If you refill quickly, the next most common cause of cold feet is nerve problems, followed by under-preforming thyroid (in Bethany’s case she told me she does have well-controlled hypothyroid like many of us with diabetes, so that’s not likely to be the cause of her cold feet). Even though you don’t have any signs of neuropathy, as a 20-year vet of the diabetes wars, we can’t rule out some sort of nerve damage. And like the fungus, the cold feet, be it vascular or nerve, deserves a quick visit to your doctor.

Meanwhile, keep your socks on, and don’t let your literal cold feet give you metaphorical cold feet about staying in nursing school! We need you there! I’m passing the hat to buy you some heated socks…

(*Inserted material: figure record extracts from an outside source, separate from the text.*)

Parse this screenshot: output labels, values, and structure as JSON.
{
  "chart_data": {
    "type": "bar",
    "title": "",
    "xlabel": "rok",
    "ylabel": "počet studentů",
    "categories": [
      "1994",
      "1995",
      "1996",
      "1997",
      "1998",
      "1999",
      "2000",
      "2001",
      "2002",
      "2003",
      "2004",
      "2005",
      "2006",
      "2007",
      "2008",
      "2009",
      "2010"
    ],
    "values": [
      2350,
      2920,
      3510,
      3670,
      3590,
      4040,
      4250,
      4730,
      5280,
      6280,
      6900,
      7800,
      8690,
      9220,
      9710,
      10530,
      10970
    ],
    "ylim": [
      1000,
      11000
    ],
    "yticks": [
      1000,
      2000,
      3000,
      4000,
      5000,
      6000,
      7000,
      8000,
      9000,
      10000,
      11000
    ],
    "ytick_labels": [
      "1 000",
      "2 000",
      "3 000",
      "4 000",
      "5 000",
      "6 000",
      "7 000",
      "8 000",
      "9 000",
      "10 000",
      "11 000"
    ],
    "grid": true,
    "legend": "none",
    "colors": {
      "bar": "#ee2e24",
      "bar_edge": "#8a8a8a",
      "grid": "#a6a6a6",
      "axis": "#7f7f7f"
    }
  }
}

“This is not a medical advice column. We are PWDs freely and openly sharing the wisdom of our collected experiences — our been-there-done-that knowledge from the trenches. But we are not MDs, RNs, NPs, PAs, CDEs, or partridges in pear trees. Bottom line: we are only a small part of your total prescription. You still need the professional advice, treatment, and care of a licensed medical professional.”